Iron Ring ceremony briefing ‘sexist’ and ‘unprofessional,’ say UBC engineers

Despite past criticisms, a recent briefing event for this year’s Iron Ring ceremony is again facing backlash from the UBC engineering community.

The Iron Ring ceremony, officially titled the Ritual of the Calling of an Engineer, celebrates graduating engineers’ transition from students to professionals. It’s organized at UBC by Camp 5, a subsidiary of The Corporation of the Seven Wardens Inc, which administers the ceremonies nationally.

In recent years, the ritual has been criticized for including offensive, sexist humour, and a briefing event for the upcoming 2020 Iron Ring ceremony has stirred up concerns about its content.

Juliana Lee, a graduating mechanical engineering student, was “shocked” to hear a series of “sexist” remarks unfold at the event.

“The most blatant one was the one where they talked about replacing a ring for a shiny ring, because [they implied that] young women like shiny jewellery,” Lee said.

“There was an inaudible shock … it was baffling.”

The organizers also shared a story about a woman wearing an iron ring and “somebody asked her if her boyfriend was an engineer.” According to Lee, the punchline was “No, but my boyfriend has a girlfriend who’s an engineer.”

Lee felt the tone of the narrative made it sound “sexist” and “uncalled for,” but she quickly realized the remarks weren’t deemed unusual by only her.

“I needed confirmation in the moment that I wasn't overreacting or thinking about these things in a negative way … but the remarks were equally shocking for my guy friends.”

This isn’t the first time the ceremony has faced criticism.

Veronica Knott, former president of the Engineering Undergraduate Society (EUS), was quick to tweet about the incident, questioning why it was hard to go “thirty minutes without insulting people.”

UBC Board of Governors (BoG) member Jeanie Malone also chimed in, highlighting previous instances of “inappropriate” remarks at Camp 5 events.

Katherine Westerlund, the interim president of the EUS, said graduates regularly express their concerns with the ceremony.

“In my experience, people are not satisfied with this camp, not satisfied with their words and actions and not satisfied with the concept of needing to experience a private ceremony full of crude, outdated jokes at their expense in order to obtain their iron rings,” she said.

“[Some] professional engineers haven’t worn their rings in 5, 10, 15 years because of their experiences at this ceremony,” Westerlund said.

Lee said when students stood up to question the organizers over the content of the event, the students were told “not to come, because [the ceremony] is optional.”

“It’s so astounding that their response to their valid criticisms was ‘You don’t have to come’ instead of ‘Okay, we’ll take these into consideration or we’ll change,’” Lee continued.

“Saying you don't have to come is essentially saying you’re not welcome to enter into the industry.”

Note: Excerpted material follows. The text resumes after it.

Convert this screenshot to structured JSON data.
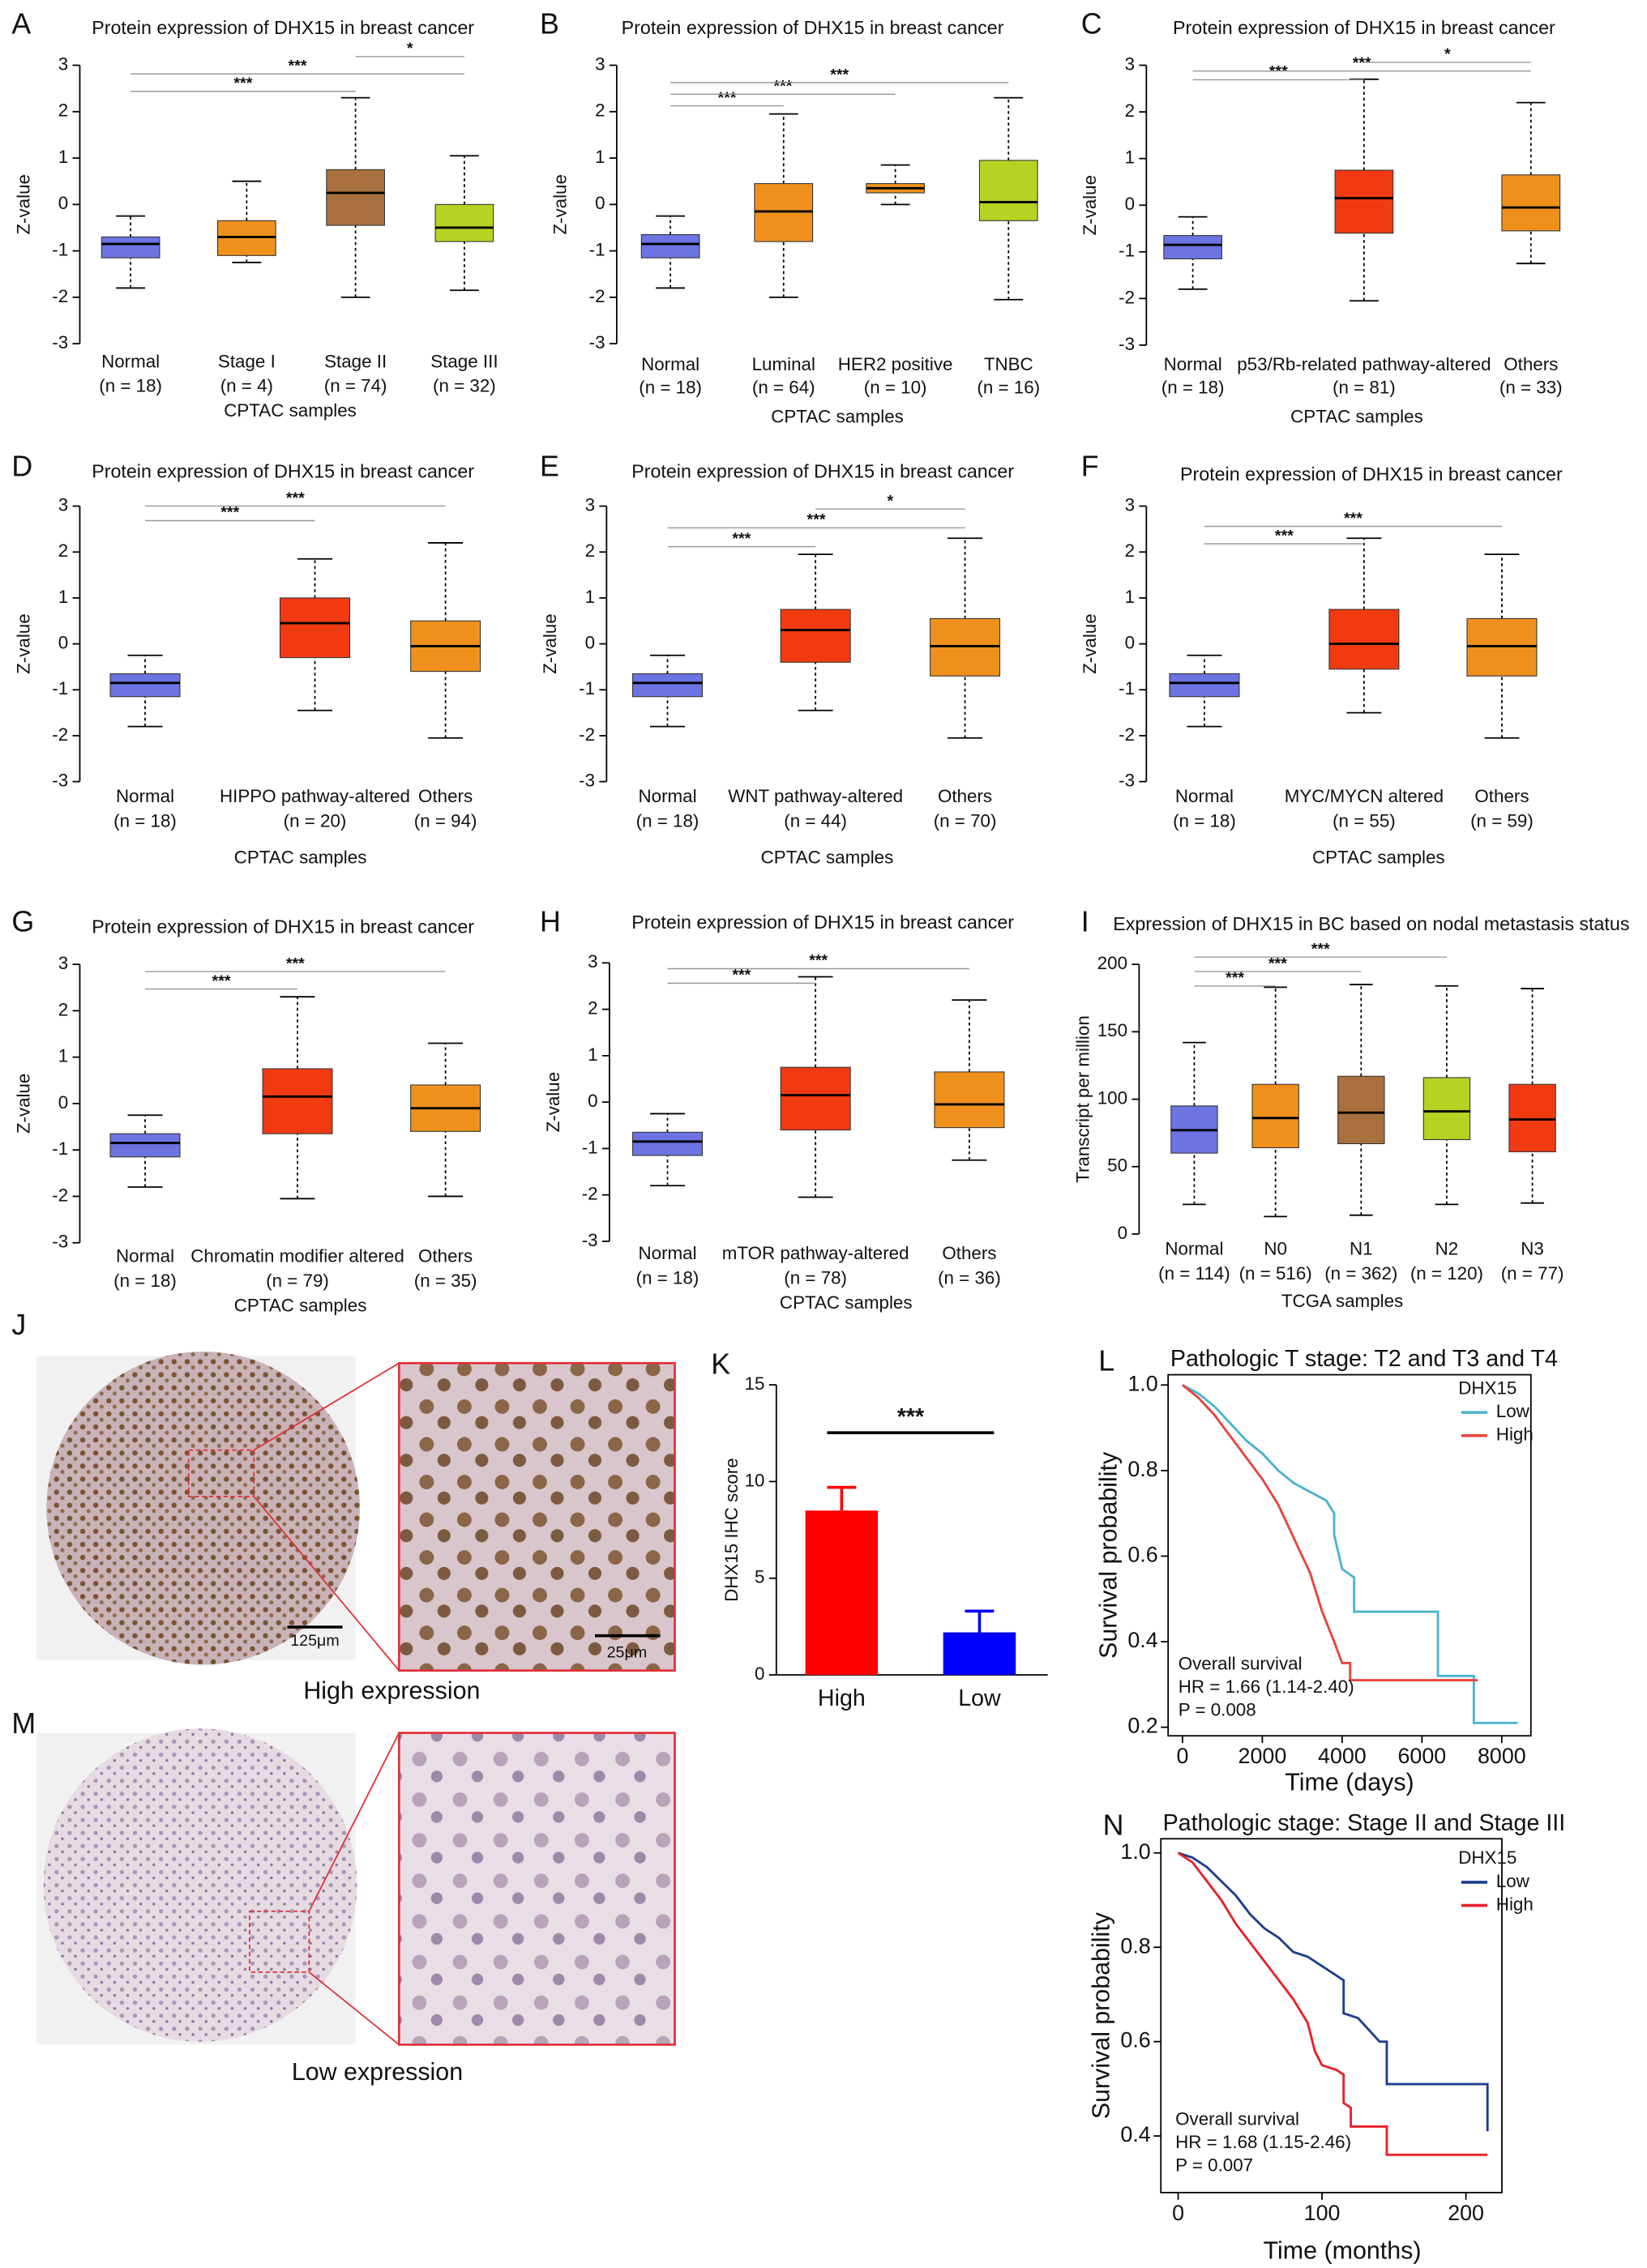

Westerlund added that even though one doesn’t require an iron ring to register as an engineer-in-training or a professional engineer with Engineers and Geoscientists British Columbia (EGBC), the iron ring is synonymous with being an engineer in Canada.

“It's a physically identifiable object you wear on your body to remind you and the people around you of the oath you take and the duty engineers have to society,” she said.

“We no longer accept these excuses [of the ceremony being ‘optional’], and instead choose to listen to the members of our community who are speaking up against these instances of sexism and unprofessionalism,” Westerlund said.

Working towards a solution

Last year, the EUS released a statement on their concerns with last year’s ceremony. After other stakeholders also voiced criticisms, Camp 5 assured them that they seek to be “inclusive and welcoming” to the iron ring recipients.

Yet things didn’t change.

“For far too long we have been waiting, negotiating, for the right to celebrate the achievement of finishing an engineering degree and transitioning into professional practice without fear of discrimination from the very body who holds the rings which are supposed to welcome us into this profession,” Westerlund wrote in an open letter.

As they work towards a solution, the EUS is asking students to share their experiences with Camp 5 through an online survey. Westerlund said the negotiations so far have been difficult.

“We have been discussing potential paths forward with [Camp 5], along with the reforms and accountability mechanisms we would like to see put into writing, and should hopefully have a path forward by the end of the week,” she said.

Camp 5 didn’t respond to The Ubyssey’s request for comment by the press time.

James Olson, the dean of the faculty of applied science, wrote in a statement to The Ubyssey that they take concerns around the content of Iron Ring ceremony very seriously.

“Since hearing the concerns of our graduating students in recent days we have begun working with the Engineering Undergraduate Society, with EGBC, and the engineering profession to ensure that the ceremony be an inclusive and respectful celebration of the ethics of the engineering profession,” Olson wrote.

“The Faculty wants to be clear — there is no place in engineering for discrimination of any kind and the suggestion that our graduates are subjected to demeaning and derogatory commentary is not acceptable.”